P763 Role of quality of life in patients with Inflammatory Bowel Disease

Kaltenbach, T.(1)*;Schulte, L.A.(1);Kranzeder, A.(2);Klaus, J.(1);Sularz, M.(1);

(1)Innere Medizin I, Uniklinik Ulm, Ulm, Germany;(2)Psychosomatische Klinik, Uniklinik Ulm, Ulm, Germany;

Background

Complaints like diarrhea, incontinence, frequent hospitalizations etc. can affect quality of life (QoL) in IBD patients (IBDP). QoL plays a central role in patient care. We investigated in which aspects patients with high quality of life (HQL) differ from patients with low quality of life (LQL).

Methods

This study was based on an anonymous questionnaire. IBDP of specialized outpatient clinics in three hospitals in Germany participated. Using questions about IBD/ lifestyle, disease activity (Harvey-Bradshaw-Index (HBI)/ Partial Mayo Score (PMS)) and psychological tests (Hospital Anxiety and Depression Scale (HADS), State-Trait-Anxiety Inventory (STAI), Social Support Questionnaire (F-SozU), Complaints-list (BL-R'), NEO-Five-Factor Inventory (NEO-FFI), differences between IBDP with HQL (SIBDQ≥50) vs. LQL (SIBDQ<50) were investigated.

Results

Overall, 103 (36%) patients had LQL and 183 (64%) had HQL. In general, LQL patients are more likely to be female (p=0.013), to worry about course of disease (p<0.001),  to engage in irregular or no exercise (p=0.044), to have anal discomfort (p<0.001), to have extraintestinal symptoms, such as joint (p<0.001) or eye (p=0.004) disorders, and they are more likely to be taking cortisone (p<0.001).Furthermore LQL patients have higher number of general complaints (p<0.001) and are more often in active state of disease (HBI/CAI) (p<0.001 / p<0.001) or have higher disease activity than HQL patients.
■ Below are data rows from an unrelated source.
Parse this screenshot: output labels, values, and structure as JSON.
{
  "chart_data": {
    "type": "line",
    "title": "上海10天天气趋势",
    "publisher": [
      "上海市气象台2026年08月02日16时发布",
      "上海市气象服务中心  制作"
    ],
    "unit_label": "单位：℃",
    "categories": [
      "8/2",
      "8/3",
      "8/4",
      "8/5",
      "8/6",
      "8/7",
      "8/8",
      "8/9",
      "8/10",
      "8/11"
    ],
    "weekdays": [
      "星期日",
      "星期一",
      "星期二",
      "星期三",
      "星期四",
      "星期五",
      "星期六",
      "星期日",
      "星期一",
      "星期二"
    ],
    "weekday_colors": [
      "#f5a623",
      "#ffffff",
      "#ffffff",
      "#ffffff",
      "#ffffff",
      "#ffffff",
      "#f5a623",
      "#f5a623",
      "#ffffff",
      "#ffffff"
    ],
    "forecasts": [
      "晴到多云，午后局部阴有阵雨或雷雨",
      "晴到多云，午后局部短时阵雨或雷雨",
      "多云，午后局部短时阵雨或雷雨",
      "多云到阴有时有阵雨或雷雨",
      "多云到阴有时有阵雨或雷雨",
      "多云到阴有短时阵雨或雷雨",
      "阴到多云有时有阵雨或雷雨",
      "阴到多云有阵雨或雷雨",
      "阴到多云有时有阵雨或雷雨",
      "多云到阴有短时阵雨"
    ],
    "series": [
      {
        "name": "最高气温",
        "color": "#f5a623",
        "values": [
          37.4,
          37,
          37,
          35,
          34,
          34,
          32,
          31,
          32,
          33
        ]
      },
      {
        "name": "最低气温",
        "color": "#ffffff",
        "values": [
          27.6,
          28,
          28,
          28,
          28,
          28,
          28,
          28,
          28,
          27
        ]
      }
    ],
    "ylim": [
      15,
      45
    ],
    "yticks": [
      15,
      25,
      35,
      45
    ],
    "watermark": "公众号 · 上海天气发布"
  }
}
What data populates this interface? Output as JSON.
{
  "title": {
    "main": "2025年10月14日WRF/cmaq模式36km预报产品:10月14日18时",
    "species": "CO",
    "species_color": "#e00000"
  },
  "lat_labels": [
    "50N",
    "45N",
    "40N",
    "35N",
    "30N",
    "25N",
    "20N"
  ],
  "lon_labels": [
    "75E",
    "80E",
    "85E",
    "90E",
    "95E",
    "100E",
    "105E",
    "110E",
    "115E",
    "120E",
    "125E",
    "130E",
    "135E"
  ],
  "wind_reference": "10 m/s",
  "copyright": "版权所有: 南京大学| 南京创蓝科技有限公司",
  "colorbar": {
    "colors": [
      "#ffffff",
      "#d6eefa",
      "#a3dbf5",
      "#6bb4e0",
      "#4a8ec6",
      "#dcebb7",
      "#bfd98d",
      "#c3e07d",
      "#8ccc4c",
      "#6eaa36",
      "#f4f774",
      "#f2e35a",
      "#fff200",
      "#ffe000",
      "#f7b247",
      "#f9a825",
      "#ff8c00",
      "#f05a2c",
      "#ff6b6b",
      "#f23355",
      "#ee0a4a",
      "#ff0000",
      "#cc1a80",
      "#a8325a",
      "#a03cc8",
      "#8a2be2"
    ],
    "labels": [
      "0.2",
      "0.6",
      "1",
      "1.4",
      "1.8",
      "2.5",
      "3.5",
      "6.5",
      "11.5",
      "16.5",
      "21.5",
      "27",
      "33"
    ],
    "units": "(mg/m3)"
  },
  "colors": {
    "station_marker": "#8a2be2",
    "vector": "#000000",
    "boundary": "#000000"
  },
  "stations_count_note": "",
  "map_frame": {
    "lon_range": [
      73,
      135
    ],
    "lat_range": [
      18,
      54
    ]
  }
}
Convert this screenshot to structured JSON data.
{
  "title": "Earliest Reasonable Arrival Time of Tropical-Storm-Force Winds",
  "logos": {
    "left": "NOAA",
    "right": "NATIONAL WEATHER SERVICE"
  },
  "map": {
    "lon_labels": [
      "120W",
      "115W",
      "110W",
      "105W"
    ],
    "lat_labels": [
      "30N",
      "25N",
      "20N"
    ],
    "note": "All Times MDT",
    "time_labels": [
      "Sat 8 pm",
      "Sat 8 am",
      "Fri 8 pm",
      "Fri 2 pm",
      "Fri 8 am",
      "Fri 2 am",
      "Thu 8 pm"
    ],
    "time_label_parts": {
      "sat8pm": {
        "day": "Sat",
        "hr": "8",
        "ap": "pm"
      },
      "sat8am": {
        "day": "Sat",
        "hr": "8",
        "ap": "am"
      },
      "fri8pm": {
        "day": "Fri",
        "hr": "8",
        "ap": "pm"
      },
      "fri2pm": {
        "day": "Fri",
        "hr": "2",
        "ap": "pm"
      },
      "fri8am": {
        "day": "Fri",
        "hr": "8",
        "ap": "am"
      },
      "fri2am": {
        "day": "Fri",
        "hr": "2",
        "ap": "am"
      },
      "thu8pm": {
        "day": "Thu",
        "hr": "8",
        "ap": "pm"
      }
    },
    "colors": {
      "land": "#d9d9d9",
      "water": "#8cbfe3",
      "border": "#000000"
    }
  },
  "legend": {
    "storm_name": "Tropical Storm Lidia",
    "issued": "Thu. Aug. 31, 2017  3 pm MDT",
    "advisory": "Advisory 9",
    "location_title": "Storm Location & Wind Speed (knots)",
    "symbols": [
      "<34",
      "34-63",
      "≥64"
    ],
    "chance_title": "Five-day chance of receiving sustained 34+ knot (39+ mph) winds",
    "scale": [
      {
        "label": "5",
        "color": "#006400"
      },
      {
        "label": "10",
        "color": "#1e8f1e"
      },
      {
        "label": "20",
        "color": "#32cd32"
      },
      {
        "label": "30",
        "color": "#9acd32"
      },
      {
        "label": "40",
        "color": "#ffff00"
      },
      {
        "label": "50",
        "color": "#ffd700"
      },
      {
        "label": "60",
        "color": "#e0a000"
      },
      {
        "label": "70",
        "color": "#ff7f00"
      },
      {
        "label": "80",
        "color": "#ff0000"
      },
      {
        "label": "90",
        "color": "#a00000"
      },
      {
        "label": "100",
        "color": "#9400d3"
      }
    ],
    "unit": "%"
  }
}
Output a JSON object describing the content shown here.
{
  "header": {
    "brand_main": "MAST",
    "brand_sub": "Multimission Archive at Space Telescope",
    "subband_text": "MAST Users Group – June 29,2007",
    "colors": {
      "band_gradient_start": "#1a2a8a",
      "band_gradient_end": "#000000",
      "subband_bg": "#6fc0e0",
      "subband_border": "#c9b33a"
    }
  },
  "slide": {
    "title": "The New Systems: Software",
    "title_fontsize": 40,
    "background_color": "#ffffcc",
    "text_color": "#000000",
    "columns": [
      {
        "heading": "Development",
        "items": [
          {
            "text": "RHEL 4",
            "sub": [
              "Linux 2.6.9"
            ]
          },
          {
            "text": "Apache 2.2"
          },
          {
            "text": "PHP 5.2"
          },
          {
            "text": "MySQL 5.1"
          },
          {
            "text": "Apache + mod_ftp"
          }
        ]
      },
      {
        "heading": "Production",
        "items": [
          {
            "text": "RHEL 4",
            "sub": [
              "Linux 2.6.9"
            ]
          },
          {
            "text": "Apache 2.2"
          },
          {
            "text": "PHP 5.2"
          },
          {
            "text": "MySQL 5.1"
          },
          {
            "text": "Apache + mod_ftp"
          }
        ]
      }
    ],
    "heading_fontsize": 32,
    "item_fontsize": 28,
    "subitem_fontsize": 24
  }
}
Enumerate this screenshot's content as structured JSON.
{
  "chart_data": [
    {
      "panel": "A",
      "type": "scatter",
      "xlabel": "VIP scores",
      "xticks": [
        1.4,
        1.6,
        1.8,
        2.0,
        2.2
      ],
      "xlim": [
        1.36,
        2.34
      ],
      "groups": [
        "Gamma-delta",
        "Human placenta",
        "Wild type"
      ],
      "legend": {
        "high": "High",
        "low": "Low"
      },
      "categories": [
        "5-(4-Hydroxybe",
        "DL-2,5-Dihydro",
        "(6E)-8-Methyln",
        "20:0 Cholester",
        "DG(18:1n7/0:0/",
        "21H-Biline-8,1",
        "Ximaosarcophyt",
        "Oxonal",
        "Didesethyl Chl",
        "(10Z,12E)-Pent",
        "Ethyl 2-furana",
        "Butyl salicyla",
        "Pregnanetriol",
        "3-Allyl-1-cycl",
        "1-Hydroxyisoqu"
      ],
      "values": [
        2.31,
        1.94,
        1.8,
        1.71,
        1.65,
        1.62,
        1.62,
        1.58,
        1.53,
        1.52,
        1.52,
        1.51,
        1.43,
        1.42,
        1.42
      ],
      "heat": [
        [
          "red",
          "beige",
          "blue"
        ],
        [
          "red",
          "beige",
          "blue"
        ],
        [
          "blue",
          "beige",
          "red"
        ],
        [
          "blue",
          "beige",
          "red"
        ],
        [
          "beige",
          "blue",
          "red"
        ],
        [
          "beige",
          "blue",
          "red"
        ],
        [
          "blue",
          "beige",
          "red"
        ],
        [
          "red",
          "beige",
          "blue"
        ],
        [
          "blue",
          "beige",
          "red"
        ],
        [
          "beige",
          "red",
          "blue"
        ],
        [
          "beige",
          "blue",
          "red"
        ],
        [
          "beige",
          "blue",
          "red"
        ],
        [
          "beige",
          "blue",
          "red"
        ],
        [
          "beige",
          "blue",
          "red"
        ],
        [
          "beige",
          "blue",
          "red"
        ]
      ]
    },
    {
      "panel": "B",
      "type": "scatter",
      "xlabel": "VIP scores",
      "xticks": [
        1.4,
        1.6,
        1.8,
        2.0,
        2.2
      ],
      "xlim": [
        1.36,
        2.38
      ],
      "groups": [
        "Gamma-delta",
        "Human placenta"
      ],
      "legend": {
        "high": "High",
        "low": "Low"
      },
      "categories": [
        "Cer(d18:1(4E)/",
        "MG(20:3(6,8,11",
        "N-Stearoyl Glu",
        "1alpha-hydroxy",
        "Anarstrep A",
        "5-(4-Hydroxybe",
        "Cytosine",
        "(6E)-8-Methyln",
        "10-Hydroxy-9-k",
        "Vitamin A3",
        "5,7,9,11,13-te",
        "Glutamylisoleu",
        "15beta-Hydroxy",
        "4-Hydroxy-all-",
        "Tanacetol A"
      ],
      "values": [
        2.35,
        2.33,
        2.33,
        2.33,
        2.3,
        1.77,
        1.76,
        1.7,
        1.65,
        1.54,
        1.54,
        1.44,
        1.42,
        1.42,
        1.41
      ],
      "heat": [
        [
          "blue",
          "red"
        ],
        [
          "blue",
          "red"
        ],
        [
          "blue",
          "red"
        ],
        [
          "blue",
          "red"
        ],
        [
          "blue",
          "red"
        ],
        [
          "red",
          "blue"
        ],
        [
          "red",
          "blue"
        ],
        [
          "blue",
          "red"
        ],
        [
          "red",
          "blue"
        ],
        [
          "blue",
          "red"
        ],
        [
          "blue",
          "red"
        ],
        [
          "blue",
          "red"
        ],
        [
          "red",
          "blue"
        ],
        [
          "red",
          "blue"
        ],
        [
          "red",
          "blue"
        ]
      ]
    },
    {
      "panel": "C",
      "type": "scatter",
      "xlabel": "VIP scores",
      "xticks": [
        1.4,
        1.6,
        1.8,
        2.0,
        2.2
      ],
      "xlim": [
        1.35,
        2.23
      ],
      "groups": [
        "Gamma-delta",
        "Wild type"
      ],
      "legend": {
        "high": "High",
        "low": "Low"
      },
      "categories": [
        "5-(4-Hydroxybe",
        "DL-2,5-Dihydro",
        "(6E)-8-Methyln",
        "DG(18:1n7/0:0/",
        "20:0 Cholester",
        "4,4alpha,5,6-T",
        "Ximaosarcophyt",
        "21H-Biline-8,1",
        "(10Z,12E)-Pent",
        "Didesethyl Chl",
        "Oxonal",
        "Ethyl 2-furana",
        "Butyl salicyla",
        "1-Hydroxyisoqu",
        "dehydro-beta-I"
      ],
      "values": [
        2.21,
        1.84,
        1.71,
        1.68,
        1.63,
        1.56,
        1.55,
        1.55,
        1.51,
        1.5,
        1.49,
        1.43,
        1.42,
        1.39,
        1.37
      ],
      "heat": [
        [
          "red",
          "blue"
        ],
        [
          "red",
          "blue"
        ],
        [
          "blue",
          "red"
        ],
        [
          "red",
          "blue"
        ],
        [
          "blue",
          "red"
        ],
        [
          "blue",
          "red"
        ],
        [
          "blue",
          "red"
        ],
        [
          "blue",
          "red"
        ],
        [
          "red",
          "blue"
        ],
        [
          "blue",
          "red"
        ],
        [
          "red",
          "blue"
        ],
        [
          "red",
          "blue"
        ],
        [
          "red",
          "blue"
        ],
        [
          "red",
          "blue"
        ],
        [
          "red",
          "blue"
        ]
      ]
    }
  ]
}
LQL patients rated the effect of their current medication poorer (p<0.001).Investigation of psychological parameters showed that LQL patients had higher scores on depression scale (p<0.001) and anxiety scale (p<0.001) of HADS-D. Both trait anxiety (p<0.001) and state anxiety (p<0.001) of STAI are significantly higher in LQL patients and they experience less social support (p=0.011). LQL patients are particularly likely to exhibit the personality trait neuroticism (p<0.001) in NEO-FFI, whereas HQL patients exhibit extraversion (p<0.001) and conscientiousness (p=0.007).

Conclusion

IBD patients with LQL differ from IBD patients with HQL in several factors. Inter alia, concerning disease in terms of higher disease activity, poorer effect of medication and additional extraintestinal manifestations. But also in terms of psychological factors such as anxiousness,  depressiveness, and regarding extend of social support. By paying attention to and working on these factors affecting QOL physician and IBD-patient may improve this very important therapeutic goal together.